A good friend of mine recently posted as her Facebook status the question, “What is your favorite word?” What a great question. But in the moment I panicked. I thought, how can I pick just one favorite word when there are so many wonderful words to choose from?
Let’s face it. I love words. Yep, I’m a word nerd.
Not wanting to commit to a single, solitary word at the time, I offered up a few of my least favorite words instead. I couldn’t commit so I deflected. I needed time to think. It felt like I’d been asked to select a favorite child or film or song from the 80s. I mean, there are too many really good ones.
Also, much like sexual positions, doesn’t it kind of depend on my mood?
If I’m feeling happy, I might lean towards words like love or yellow or sunshine. On the other hand, if I’m angry I might drop an F-bomb or 2 or maybe even a C-U-Next-Tuesday. I’m not afraid to use either.
I thought long and hard about my favorites and least favorites. Unfortunately I still couldn’t commit to just one in either category so, rather than force it, I decided to compile a Top 10 list for each.
Here you go…
- Fuck – It’s the best word to get my point across in any given situation. Fuck you. Fuck me. Fuck the world. Fuckin’ A (old school). Fuck yeah! Fuckedy-fuck-fuck.
- Awesome – Because it’s awesome. That’s why.
- Mommy – This one melts me on a regular basis. Any sentence that either begins or ends with mommy is a good one. Fact.
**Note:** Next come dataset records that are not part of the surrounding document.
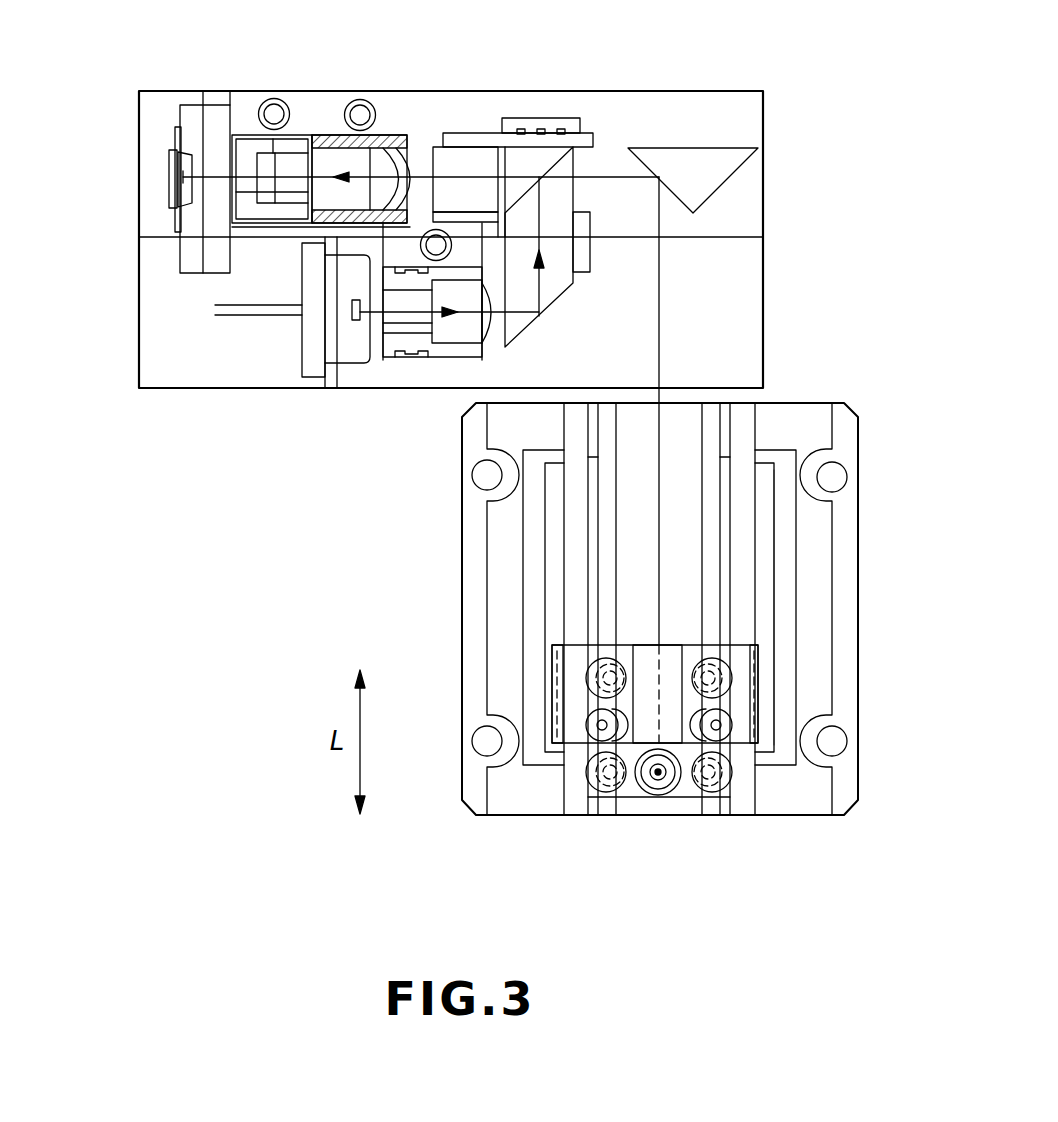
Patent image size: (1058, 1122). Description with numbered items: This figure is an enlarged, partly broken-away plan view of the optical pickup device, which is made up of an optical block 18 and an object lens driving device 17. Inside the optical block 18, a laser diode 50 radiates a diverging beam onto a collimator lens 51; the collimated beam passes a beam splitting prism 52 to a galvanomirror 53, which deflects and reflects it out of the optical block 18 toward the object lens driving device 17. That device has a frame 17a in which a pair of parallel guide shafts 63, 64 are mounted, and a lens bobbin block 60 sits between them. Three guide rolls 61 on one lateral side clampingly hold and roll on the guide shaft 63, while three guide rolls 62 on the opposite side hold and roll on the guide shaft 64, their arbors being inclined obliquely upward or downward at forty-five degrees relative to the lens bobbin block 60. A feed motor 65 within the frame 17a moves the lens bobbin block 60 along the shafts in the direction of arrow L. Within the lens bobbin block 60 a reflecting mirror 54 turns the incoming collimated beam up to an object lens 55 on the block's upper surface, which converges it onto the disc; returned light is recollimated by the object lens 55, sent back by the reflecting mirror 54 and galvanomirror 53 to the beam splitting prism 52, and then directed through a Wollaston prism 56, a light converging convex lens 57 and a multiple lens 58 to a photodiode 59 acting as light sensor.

The object lens driving device 17 is at (862, 438).
The frame 17a is at (460, 492).
The optical block 18 is at (697, 92).
The laser diode 50 is at (345, 378).
The collimator lens 51 is at (465, 297).
The beam splitting prism 52 is at (555, 290).
The galvanomirror 53 is at (722, 163).
The reflecting mirror 54 is at (683, 795).
The object lens 55 is at (658, 785).
The Wollaston prism 56 is at (474, 164).
The light converging convex lens 57 is at (398, 162).
The multiple lens 58 is at (263, 165).
The photodiode 59 is at (182, 157).
The lens bobbin block 60 is at (690, 640).
The guide rolls 61 is at (710, 680).
The guide rolls 62 is at (625, 640).
The guide shaft 63 is at (712, 545).
The guide shaft 64 is at (605, 540).
The feed motor 65 is at (778, 722).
- Thank you – While technically 2 words, it deserves a spot in my top 10. I use the phrase frequently and honestly believe everyone should. There are infinite reasons to be thankful. We should make it a point to say so more often.
- Laughter – Perhaps my favorite activity also.
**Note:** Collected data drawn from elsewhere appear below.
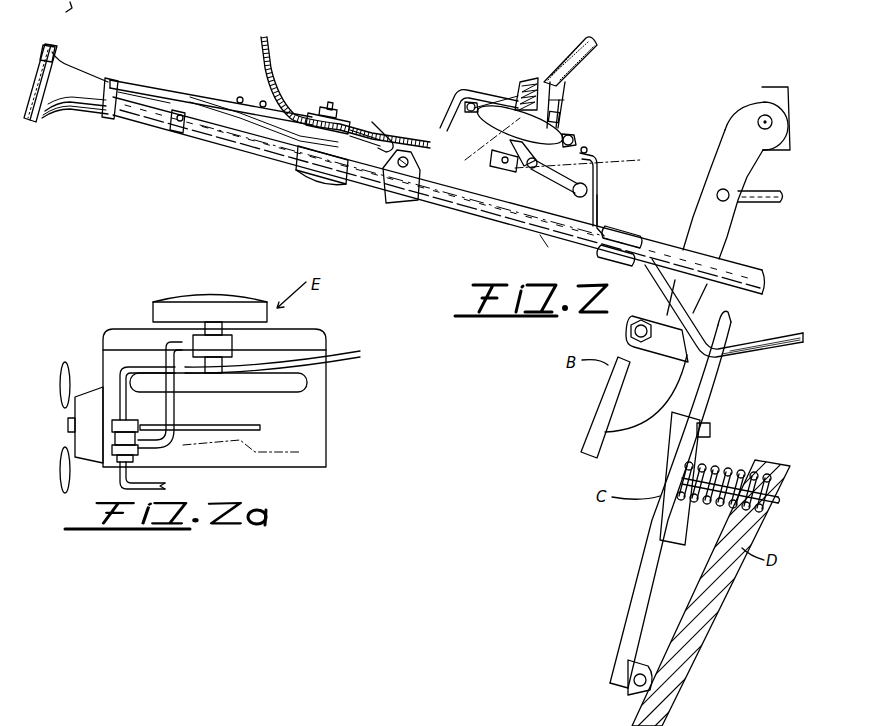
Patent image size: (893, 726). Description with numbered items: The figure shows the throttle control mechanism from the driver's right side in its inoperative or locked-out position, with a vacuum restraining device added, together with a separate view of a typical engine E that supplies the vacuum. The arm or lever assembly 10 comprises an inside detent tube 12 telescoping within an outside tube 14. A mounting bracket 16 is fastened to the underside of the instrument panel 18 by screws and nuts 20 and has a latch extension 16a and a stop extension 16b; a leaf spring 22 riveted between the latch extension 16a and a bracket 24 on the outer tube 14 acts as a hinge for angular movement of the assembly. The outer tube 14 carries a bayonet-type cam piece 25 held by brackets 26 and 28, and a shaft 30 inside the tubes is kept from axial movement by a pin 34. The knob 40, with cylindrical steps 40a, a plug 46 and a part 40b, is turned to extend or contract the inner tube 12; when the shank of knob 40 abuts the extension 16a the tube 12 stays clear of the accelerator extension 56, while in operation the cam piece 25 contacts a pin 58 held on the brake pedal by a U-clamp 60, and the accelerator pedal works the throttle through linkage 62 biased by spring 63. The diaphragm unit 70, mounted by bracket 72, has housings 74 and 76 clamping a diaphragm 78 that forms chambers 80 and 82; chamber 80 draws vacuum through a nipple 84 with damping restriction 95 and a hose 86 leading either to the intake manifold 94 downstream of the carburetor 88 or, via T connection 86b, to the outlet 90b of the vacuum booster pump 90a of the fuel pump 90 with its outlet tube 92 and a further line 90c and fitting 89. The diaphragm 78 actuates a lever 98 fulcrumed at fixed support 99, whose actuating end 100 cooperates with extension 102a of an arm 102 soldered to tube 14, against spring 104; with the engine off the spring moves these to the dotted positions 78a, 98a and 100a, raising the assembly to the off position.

In FIG. 2, the arm or lever assembly 10 is at (467, 225).
In FIG. 2, the inside detent tube 12 is at (733, 262).
In FIG. 2, the outside tube 14 is at (540, 235).
In FIG. 2, the mounting bracket 16 is at (352, 128).
In FIG. 2, the latch extension 16a is at (158, 85).
In FIG. 2, the stop extension 16b is at (388, 135).
In FIG. 2, the vehicle instrument panel 18 is at (278, 72).
In FIG. 2, the screws and nuts 20 is at (330, 102).
In FIG. 2, the leaf spring member 22 is at (282, 142).
In FIG. 2, the bracket 24 is at (318, 172).
In FIG. 2, the bayonet-type cam piece 25 is at (645, 265).
In FIG. 2, the bracket 26 is at (392, 192).
In FIG. 2, the bracket 28 is at (616, 228).
In FIG. 2, the rod or shaft 30 is at (134, 115).
In FIG. 2, the pin 34 is at (178, 134).
In FIG. 2, the knob 40 is at (78, 78).
In FIG. 2, the cylindrical steps 40a is at (108, 120).
In FIG. 2, the grip end tab 40b is at (55, 62).
In FIG. 2, the plug 46 is at (28, 75).
In FIG. 2, the accelerator extension 56 is at (731, 326).
In FIG. 2, the rod or pin 58 is at (634, 331).
In FIG. 2, the U-clamp 60 is at (658, 320).
In FIG. 2, the linkage 62 is at (740, 472).
In FIG. 2, the spring 63 is at (707, 510).
In FIG. 2, the vacuum device or diaphragm unit 70 is at (515, 75).
In FIG. 2, the bracket 72 is at (462, 92).
In FIG. 2, the housing 74 is at (486, 105).
In FIG. 2, the housing 76 is at (500, 128).
In FIG. 2, the diaphragm 78 is at (574, 138).
In FIG. 2, the diaphragm (dotted position) 78a is at (472, 158).
In FIG. 2, the chamber 80 is at (552, 95).
In FIG. 2, the chamber 82 is at (476, 112).
In FIG. 2, the hose nipple 84 is at (566, 100).
In FIG. 2, the flexible rubber hose or tube 86 is at (578, 46).
In FIG. 2a, the flexible rubber hose or tube 86 is at (345, 352).
In FIG. 2a, the T connection 86b is at (236, 451).
In FIG. 2a, the carburetor 88 is at (210, 345).
In FIG. 2a, the outlet pipe 89 is at (166, 486).
In FIG. 2a, the fuel pump 90 is at (120, 462).
In FIG. 2a, the vacuum booster pump 90a is at (122, 425).
In FIG. 2a, the outlet 90b is at (258, 422).
In FIG. 2a, the valve pipe 90c is at (120, 365).
In FIG. 2a, the outlet tube 92 is at (176, 408).
In FIG. 2a, the intake manifold 94 is at (305, 383).
In FIG. 2, the damping restriction 95 is at (562, 112).
In FIG. 2, the lever 98 is at (534, 168).
In FIG. 2, the lever (dotted position) 98a is at (566, 190).
In FIG. 2, the fixed support 99 is at (515, 168).
In FIG. 2, the actuating end 100 is at (600, 195).
In FIG. 2, the actuating end (dotted position) 100a is at (596, 163).
In FIG. 2, the bracket or arm 102 is at (597, 183).
In FIG. 2, the extension 102a is at (590, 150).
In FIG. 2, the spring 104 is at (530, 84).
- Love – Who doesn’t love love?
- Monosyllabic – I love that a word that means 1 syllable is, in fact, comprised of 5 syllables.
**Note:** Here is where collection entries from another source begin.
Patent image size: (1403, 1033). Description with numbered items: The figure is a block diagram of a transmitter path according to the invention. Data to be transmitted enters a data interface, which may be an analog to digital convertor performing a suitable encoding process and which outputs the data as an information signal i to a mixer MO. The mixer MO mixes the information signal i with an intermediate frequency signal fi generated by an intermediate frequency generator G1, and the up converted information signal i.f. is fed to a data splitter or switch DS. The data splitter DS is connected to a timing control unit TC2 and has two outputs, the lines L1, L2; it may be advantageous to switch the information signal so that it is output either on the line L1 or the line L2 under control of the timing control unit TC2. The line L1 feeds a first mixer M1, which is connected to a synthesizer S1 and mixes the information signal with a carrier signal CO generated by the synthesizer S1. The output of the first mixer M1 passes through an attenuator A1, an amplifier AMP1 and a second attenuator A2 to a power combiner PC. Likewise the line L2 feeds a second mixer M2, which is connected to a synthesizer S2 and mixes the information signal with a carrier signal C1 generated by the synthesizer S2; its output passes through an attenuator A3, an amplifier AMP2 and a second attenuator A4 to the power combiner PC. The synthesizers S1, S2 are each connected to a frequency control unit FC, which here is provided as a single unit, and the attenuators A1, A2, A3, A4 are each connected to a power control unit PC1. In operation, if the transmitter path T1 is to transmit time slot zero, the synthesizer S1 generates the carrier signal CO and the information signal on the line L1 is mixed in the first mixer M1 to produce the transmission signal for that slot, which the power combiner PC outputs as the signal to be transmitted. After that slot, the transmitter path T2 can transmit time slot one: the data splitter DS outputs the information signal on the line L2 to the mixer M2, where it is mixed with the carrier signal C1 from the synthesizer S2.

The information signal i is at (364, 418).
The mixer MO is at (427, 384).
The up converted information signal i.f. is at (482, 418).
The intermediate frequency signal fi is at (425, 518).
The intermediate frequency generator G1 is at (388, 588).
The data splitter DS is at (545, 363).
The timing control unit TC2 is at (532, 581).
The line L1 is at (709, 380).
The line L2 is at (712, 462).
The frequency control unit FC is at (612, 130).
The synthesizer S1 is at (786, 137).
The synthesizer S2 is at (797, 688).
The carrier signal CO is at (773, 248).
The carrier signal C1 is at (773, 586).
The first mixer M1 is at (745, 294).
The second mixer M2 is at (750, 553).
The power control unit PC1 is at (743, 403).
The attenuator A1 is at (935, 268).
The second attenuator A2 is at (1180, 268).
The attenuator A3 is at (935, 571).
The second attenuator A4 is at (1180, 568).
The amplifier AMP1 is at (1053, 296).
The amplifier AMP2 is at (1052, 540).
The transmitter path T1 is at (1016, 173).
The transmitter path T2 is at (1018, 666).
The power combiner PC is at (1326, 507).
- Mulch – Come on, it’s so much fun to say. Say it! MULCH!!
- Yay! – Because you can’t say it without the exclamation! It kind of makes you want to clap too, doesn’t it?
- Uranus – Did you know that Uranus is currently retrograde? Better eat more fiber!
- Lover – Ick.
- Bestie – Unless we’re 16 and splitting a BFF charm, do we really have to be besties? Can’t we just be really good friends?
- Ants – I don’t like ants. The word makes me itch.
- Rape – This is one of those words I feel gets thrown around too lightly. It’s a serious word for a serious matter. And, in my opinion, any alternate use is reducing the severity of the offense. For example: While you might not enjoy paying your taxes, the government is not raping you so get over it.
- Moist – Unless you’re describing cake, it’s probably best to leave this one alone too (OK, even if you’re describing cake!)
- Finger – Even when used innocently, this word strikes a vulgar chord.
- Phlegm – Ew. Even the word sounds phlegmy. Doesn’t it?
- No – I like yes much better.
- Pecker – Can we please resolve to leave this word in the 70s or 80s or wherever, whenever it was born? Every single time I think it has died, I lower my pecker guard and then someone manages to bring it back to life and smack me in the face with it (so to speak). In a nutshell, if I never-ever-ever again hear some idiot refer to his own penis as his pecker, it will be too soon. Ugh.
- Flan – Thanks to the warm, oozy, day-old flan I was forced to consume back in high school Spanish class on the same dreadful day I coincidentally came down with a rather volatile case of stomach flu, the look, the smell, the thought and, yes, even the word flan still gives me the cold sweats.
Thank you to Jennifer Sexton Riviezzo for the inspiration to blog about this!